ÖZET
Okumanın gerçekleşmesi için çeşitli beyin bölgelerinin birbiri ile doğru ve hızlı biçimde etkileşime girmesi gerekmektedir. Doğru ve akıcı okuyamama olarak tanımlanan disleksinin nörobiyolojisinin aydınlatılmasında görüntüleme çalışmaları önemli bir yer tutmaktadır. Temel nörobiyolojik mekanizmaların aydınlatılmasında yapısal görüntülemede Voksel Tabanlı Morfometri, difüzyon tensor görüntüleme, manyetik rezonans (MR), spektroskopi; fonksiyonel görüntülemede fonksiyonel MR görüntüleme araştırmaları yapılmaktadır. Bu araştırmalara göre, fonksiyonel MR görüntüleme çalışmalarında, genel anlamda serebral hipoaktivasyon görülmekle birlikte hem yapısal hem de fonksiyonel çalışmalarda temporobazal, parietal ve frontal loblardaki devrelerin sol ve sağ hemisferde lateralizasyon olmaksızın sıklıkla bozulduğu görülmüştür. Bu çalışmalardan elde edilen bulgular disleksinin nöral mekanizmalarının oldukça karmaşık olduğunu ve okuma işlevinin büyük oranda beynin maturasyonu ile ilgili olduğunu göstermektedir. Bu yazıda disleksisi olan olgularda yapılan MR çalışmaların ve sonuçlarının bu olguların tedavisine ve ilerideki yapılacak araştırmalara ışık tutması amaçlanmıştır.
Giriş
Okumayı öğrenme, modern dünyaya uyumu artıran eşsiz bir yetenektir. Okumanın gerçekleşmesi için çeşitli beyin bölgelerinin birbiriyle doğru ve hızlı biçimde etkileşime girmesi gerekir.1 Bu okuma döngüsü, dili destekleyen görsel ve ortografik süreç, çalışma belleği, dikkat, motor fonksiyonlar, anlama ve yüksek işlevli bilişsel yetileri içeren nöral ağlardan oluşur.1 Okuma; ortografik, fonolojik ve semantik bütünleşmenin yanı sıra görme ve işitmenin tam olması ve konuşulanı anlama ve konuşma seslerini işlemlemeyi gerektirir.2 Ne yazık ki toplumun %5-12’si okumayı öğrenmekte zorluk yaşamaktadır.1
Okuma bozukluğu, klinik olarak çok etmenli ve heterojen birçok klinik durumu kapsayan özgül öğrenme bozukluğu terimi içinde yer alır ve uluslararası tanı sınıflama sistemi olan Ruhsal Bozuklukların Tanısal ve İstatistiksel El Kitabı-5’te (DSM-5) nörogelişimsel bozukluklar başlığı altında yerini almıştır.3 DSM-5’te okuma bozukluğu içinde ele alınan “disleksi” terimi ise; doğru ve akıcı okuyamama olarak tanımlanırken, okuduğunu anlama güçlüklerinin disleksi terimi dışında bırakıldığı dikkati çekmektedir.4
Disleksinin karmaşık kliniğine odaklanan çok sayıda araştırma olması nedeniyle, disleksiyi anlamak ve tartışmak için bir çerçeve içinde kalmak yararlı olacaktır.
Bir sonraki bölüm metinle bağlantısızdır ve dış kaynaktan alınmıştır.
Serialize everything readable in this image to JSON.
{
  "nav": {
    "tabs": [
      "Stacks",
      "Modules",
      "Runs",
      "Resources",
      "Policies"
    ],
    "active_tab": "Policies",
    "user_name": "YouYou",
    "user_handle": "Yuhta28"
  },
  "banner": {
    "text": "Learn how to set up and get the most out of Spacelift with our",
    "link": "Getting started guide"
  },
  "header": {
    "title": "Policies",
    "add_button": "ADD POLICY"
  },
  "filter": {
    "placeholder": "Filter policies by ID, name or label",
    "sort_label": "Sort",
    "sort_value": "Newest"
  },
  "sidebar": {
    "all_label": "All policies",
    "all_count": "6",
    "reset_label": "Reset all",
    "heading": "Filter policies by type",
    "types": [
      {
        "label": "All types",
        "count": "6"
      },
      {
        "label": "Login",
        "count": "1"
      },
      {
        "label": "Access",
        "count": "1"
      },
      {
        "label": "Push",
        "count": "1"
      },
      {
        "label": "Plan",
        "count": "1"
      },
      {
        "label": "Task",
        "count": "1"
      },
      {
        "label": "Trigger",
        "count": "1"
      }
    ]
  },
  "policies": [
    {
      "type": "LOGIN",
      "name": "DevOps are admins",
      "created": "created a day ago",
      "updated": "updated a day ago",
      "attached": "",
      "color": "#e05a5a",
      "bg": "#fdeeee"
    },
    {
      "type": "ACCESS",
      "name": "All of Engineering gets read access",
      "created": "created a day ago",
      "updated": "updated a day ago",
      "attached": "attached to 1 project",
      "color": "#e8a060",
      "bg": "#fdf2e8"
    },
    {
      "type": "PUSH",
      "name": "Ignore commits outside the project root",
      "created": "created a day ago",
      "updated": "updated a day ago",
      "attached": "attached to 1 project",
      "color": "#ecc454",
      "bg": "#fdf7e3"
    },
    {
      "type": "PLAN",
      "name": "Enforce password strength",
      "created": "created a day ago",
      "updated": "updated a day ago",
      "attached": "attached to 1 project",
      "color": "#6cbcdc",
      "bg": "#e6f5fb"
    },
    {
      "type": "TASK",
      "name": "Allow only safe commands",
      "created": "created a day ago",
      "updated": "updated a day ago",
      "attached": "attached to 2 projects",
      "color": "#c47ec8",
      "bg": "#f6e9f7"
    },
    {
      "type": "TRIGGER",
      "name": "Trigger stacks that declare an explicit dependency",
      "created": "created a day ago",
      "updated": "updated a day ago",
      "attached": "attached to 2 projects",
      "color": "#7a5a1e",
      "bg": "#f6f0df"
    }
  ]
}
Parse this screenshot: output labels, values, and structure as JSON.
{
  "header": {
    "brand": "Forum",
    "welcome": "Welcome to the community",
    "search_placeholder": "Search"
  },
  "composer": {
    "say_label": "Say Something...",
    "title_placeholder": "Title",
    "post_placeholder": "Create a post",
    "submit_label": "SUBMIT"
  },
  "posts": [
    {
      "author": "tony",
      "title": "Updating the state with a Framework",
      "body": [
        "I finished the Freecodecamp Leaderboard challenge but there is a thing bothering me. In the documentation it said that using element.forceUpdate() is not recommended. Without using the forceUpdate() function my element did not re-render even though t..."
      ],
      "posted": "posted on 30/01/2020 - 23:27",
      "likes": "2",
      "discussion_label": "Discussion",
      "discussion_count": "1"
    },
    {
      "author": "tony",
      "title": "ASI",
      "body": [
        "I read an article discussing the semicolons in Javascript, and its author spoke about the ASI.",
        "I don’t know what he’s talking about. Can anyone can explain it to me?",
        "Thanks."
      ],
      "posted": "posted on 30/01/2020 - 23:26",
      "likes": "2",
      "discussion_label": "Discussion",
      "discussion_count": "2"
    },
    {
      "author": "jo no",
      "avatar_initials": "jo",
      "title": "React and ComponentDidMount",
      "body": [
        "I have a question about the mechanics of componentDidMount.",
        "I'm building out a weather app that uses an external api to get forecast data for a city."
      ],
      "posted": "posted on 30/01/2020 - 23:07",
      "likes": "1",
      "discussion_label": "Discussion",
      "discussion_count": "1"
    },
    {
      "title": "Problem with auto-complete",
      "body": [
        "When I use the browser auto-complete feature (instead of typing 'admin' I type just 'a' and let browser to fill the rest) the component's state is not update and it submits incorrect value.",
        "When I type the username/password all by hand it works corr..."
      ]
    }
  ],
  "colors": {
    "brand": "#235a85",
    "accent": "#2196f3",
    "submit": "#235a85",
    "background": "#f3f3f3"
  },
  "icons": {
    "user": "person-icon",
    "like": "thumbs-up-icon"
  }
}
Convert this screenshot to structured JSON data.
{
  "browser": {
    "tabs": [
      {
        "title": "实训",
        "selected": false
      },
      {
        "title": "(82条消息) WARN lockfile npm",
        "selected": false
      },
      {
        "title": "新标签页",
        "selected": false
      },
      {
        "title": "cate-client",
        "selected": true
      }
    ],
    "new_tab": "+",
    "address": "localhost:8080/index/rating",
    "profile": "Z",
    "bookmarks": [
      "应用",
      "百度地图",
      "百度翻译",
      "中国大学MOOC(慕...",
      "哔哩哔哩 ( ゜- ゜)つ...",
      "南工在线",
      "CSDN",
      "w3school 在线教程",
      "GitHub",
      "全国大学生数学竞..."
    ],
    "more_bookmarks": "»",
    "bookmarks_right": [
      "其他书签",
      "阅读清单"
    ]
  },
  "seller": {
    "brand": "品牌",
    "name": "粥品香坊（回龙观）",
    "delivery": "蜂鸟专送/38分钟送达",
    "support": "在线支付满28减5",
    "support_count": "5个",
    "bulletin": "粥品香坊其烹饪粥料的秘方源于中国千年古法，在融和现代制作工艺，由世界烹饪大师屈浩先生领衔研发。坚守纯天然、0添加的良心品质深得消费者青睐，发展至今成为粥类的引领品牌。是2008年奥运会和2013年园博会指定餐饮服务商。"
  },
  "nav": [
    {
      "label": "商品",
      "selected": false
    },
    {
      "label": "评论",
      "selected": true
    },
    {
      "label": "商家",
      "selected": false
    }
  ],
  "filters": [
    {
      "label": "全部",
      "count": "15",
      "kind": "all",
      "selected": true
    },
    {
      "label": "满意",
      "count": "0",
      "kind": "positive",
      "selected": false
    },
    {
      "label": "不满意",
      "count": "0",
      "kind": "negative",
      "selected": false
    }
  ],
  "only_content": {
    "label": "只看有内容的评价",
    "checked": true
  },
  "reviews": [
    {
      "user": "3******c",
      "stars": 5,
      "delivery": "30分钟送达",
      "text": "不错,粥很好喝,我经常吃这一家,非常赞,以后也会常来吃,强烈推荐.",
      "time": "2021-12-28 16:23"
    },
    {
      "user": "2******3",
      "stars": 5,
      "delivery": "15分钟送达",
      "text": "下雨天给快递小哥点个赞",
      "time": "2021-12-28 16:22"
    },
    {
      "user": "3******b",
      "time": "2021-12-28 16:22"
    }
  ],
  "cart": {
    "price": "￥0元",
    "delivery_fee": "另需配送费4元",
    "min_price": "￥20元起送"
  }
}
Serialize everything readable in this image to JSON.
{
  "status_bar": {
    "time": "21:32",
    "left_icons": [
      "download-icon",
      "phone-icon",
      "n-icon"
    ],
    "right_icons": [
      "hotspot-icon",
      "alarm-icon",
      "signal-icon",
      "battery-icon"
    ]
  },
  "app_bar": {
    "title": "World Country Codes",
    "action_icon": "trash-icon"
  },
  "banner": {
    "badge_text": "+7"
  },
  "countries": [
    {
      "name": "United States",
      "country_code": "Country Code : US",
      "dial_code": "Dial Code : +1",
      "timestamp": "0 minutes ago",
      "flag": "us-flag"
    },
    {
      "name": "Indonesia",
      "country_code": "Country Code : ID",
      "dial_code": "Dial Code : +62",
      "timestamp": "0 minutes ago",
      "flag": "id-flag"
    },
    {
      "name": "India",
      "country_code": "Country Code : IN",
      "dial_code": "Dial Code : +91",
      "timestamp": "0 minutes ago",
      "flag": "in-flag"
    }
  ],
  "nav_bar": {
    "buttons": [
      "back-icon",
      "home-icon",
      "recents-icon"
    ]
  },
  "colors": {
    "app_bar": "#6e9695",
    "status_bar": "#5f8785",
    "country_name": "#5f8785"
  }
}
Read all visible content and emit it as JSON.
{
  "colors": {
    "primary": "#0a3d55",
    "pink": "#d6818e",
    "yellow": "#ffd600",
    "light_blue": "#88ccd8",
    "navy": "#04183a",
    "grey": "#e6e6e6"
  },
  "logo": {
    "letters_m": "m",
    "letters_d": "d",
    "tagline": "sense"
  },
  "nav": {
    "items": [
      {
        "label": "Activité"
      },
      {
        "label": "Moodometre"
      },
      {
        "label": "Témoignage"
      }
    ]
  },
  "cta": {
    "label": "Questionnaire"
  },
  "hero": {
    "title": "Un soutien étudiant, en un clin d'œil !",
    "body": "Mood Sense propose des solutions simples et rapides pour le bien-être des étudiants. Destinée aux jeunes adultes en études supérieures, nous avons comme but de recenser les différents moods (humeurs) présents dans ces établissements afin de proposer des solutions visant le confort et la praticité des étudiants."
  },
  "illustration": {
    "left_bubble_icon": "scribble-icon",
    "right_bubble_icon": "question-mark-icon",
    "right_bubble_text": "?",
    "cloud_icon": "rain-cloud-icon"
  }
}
Disleksinin nörobiyolojisinin aydınlatılmasında, görüntüleme çalışmaları önemli bir yer tutmaktadır. Nörogörüntüleme, gri ve beyaz cevher morfolojisi, beyaz cevher yolakları, nöral ağlar ve bölgeler arasındaki bağlantıları ve nörokimyayı da içeren yapısal ve fonksiyonel mekanizmalara dair önemli bilgiler sunar. Bu bilgiler bu yöntemlerin analizleri için hazırlanmış özel yazılımlar ile elde olunur. Yazılım paketleri araştırma merkezlerinin internet sitelerinden sağlanmaktadır [SPM (http://www.fil.ion.ucl.ac.uk/spm/), FSL (http://www.fmrib.ox.ac.uk/fsl/), FreeSurfer (http://surfer.nmr.mgh.harvard.edu)].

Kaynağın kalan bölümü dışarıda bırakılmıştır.